« Surtout profite de tes vacances ! » – Cueillir le jour sous régime capitaliste

« Surtout profitez bien ! ». C’est devenu presque un ordre : alors que j’annonce à un ami un séjour de deux jours, avec mon compagnon, dans un camping de bord de rivière en Dordogne, la sentence tombe. Il est loin d’être le seul à me donner ce petit conseil. Ma sœur me demande quant à elle de « bien profiter de ma journée » tandis que l’ensemble de mes proches, exceptés ceux de plus de 50 ans, me font le même vœu, dont la forme impérative ressemble étrangement à une injonction. Moi-même, face à une bonne nouvelle du genre, je dégaine mon petit « profite bien », jusqu’à ce que, le jour de mes 34 ans, la répétition des injonctions à « profiter à fond de cette journée » ne vienne renforcer la déprime latente que je ressentais à ce moment-là. Mais pourquoi nous demande-t-on de profiter, au juste ? Et de quoi, en fait ? Petit point lexical sur un vœu de bonheur qui en dit long sur notre rapport au temps sous régime capitaliste.

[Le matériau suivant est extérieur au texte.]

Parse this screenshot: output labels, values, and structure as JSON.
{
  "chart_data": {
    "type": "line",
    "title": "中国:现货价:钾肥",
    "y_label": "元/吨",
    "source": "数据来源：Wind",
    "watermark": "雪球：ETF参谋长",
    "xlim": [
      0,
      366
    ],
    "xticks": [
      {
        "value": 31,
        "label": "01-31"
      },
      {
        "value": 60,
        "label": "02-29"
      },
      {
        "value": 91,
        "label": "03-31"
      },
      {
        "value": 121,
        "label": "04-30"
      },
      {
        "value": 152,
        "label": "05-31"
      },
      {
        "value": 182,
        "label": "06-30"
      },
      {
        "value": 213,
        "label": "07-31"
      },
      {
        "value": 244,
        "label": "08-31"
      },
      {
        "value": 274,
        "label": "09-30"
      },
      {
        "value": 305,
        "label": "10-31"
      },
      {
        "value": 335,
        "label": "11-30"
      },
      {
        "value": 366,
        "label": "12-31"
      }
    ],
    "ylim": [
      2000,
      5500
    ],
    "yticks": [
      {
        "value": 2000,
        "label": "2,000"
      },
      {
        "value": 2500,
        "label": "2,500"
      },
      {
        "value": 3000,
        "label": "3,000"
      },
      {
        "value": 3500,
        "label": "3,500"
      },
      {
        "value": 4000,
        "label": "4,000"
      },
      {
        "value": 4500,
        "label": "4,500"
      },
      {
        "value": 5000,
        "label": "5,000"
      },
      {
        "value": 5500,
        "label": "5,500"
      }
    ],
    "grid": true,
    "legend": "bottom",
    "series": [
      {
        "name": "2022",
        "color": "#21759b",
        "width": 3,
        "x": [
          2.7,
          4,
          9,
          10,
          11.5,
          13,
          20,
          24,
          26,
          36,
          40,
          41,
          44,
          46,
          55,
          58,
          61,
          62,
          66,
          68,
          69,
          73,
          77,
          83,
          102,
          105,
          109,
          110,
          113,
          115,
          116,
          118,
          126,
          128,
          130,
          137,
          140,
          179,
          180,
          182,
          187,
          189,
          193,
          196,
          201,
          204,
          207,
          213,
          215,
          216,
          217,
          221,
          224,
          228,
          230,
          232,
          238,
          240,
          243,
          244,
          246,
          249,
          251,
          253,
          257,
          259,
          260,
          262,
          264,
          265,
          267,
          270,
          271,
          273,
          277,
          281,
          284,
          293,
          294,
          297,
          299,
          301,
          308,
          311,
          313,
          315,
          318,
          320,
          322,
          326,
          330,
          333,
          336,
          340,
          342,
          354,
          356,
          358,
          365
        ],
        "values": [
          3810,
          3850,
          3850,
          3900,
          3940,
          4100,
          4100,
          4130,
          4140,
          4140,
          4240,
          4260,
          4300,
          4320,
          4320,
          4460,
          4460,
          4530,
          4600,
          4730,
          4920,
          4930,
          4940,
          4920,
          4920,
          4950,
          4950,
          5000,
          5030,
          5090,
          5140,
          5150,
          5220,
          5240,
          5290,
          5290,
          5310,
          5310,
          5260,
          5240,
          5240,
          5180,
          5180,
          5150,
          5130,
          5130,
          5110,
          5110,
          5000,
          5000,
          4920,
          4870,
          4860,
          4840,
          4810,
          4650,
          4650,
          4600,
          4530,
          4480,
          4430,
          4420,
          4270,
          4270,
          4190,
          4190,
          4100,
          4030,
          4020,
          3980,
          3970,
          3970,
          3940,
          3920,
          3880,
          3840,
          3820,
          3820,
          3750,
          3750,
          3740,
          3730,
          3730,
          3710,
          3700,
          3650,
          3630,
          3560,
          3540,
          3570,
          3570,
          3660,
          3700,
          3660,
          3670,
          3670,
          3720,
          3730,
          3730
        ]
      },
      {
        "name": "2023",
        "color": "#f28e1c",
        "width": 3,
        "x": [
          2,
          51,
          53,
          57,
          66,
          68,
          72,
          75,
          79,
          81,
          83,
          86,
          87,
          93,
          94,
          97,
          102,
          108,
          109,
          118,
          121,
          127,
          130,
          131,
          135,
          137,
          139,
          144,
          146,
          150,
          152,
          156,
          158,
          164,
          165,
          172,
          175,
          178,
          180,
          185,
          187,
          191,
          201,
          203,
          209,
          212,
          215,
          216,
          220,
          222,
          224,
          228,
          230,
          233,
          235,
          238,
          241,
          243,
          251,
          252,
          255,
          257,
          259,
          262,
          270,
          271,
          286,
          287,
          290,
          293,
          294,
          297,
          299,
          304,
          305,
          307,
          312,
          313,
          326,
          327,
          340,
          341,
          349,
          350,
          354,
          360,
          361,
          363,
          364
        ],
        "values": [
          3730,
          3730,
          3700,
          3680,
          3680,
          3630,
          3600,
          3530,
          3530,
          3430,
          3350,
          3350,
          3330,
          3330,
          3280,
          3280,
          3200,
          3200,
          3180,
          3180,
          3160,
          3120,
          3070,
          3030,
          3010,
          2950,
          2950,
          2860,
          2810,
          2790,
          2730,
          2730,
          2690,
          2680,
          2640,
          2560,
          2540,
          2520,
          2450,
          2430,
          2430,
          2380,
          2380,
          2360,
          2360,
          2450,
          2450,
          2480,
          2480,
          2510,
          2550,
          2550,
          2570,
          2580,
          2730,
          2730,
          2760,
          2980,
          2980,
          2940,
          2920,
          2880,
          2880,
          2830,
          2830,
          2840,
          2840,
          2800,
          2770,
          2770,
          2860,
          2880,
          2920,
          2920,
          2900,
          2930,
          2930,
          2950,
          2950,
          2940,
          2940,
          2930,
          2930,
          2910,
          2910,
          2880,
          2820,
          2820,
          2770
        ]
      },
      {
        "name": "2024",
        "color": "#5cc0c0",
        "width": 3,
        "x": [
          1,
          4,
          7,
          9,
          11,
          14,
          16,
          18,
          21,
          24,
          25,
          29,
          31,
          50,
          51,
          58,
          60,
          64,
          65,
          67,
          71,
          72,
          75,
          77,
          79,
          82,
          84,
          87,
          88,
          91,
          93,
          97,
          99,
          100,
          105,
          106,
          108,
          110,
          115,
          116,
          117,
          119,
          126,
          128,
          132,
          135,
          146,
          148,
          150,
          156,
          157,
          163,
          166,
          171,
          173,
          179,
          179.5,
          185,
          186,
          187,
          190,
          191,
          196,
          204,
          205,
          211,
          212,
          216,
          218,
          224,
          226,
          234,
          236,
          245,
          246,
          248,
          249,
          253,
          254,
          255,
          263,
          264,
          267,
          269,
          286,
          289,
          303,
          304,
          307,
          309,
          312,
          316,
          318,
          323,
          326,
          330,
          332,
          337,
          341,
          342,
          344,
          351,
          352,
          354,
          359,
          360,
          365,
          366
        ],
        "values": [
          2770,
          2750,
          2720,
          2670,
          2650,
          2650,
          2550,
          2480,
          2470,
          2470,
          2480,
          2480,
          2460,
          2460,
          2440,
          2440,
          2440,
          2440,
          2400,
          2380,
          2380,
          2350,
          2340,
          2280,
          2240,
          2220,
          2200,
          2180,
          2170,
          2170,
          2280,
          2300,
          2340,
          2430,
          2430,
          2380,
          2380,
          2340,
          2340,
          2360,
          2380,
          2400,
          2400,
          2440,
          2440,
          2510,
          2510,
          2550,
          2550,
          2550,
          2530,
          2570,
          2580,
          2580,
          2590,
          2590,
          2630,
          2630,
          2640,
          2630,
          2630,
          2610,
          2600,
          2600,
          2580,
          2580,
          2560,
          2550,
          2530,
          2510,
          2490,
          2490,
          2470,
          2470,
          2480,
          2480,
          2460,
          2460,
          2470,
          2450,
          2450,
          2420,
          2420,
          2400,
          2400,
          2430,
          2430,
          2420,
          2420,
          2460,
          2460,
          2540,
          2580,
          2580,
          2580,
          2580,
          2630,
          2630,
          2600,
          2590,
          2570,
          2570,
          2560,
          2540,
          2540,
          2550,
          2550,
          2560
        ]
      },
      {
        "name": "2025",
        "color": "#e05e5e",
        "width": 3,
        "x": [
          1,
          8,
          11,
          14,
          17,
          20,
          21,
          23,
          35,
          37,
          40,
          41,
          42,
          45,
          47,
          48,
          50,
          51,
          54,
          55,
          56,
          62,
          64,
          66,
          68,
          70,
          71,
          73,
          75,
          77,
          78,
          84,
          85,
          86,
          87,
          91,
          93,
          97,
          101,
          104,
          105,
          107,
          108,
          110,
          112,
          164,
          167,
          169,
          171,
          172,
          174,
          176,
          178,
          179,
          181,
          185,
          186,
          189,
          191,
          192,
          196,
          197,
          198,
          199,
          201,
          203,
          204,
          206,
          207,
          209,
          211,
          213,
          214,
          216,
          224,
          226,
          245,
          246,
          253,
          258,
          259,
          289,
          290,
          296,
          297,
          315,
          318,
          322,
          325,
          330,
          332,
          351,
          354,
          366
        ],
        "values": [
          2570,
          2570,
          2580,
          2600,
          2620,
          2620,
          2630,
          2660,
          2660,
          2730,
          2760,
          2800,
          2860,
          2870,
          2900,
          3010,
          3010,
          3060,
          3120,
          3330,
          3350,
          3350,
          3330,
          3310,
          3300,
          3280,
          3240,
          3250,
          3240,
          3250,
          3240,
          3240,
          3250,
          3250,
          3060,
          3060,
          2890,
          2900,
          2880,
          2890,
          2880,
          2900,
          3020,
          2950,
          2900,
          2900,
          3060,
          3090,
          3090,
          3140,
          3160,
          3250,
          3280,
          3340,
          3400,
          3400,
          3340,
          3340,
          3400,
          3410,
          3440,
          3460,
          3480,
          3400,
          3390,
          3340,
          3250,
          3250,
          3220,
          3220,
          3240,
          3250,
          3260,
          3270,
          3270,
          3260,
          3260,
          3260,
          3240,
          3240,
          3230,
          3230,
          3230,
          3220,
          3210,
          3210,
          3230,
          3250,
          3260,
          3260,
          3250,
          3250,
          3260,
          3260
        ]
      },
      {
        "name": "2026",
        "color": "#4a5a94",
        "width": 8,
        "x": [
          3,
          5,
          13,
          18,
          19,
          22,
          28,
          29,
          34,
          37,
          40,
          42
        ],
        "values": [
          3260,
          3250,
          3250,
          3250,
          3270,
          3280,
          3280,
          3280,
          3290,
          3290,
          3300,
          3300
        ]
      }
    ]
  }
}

« C’est les soldes ! Profitez-en ! » : cette affiche colorée dans une des vitrines des (moins en moins nombreuses) boutiques du centre-ville de ma sous-préfecture renvoie a priori au sens premier du mot « profiter » : « tirer un profit de quelque chose, un avantage financier ou autre » nous dit le dictionnaire Larousse. Bon, c’est évidemment largement mensonger car les vêtements soldés sont entassés dans un coin, la nouvelle collection nous fait de l’œil, et tout est fait pour que l’avantage financier que nous puissions tirer de cette période ne soit pas trop important. Les seuls qui vont tirer profit des soldes, ce sont les actionnaires de ces groupes commerciaux ou les propriétaires de ces boutiques, qui ont besoin de ce moment d’illusion de prix bas pour maintenir leurs marges en relançant au forceps la consommation des ménages.

« Les seuls qui ont intérêt à se dire « profite ! » sont des patrons du CAC 40 qui, à la suite d’un déjeuner fin et cher, retournent à leurs activités ordinaires »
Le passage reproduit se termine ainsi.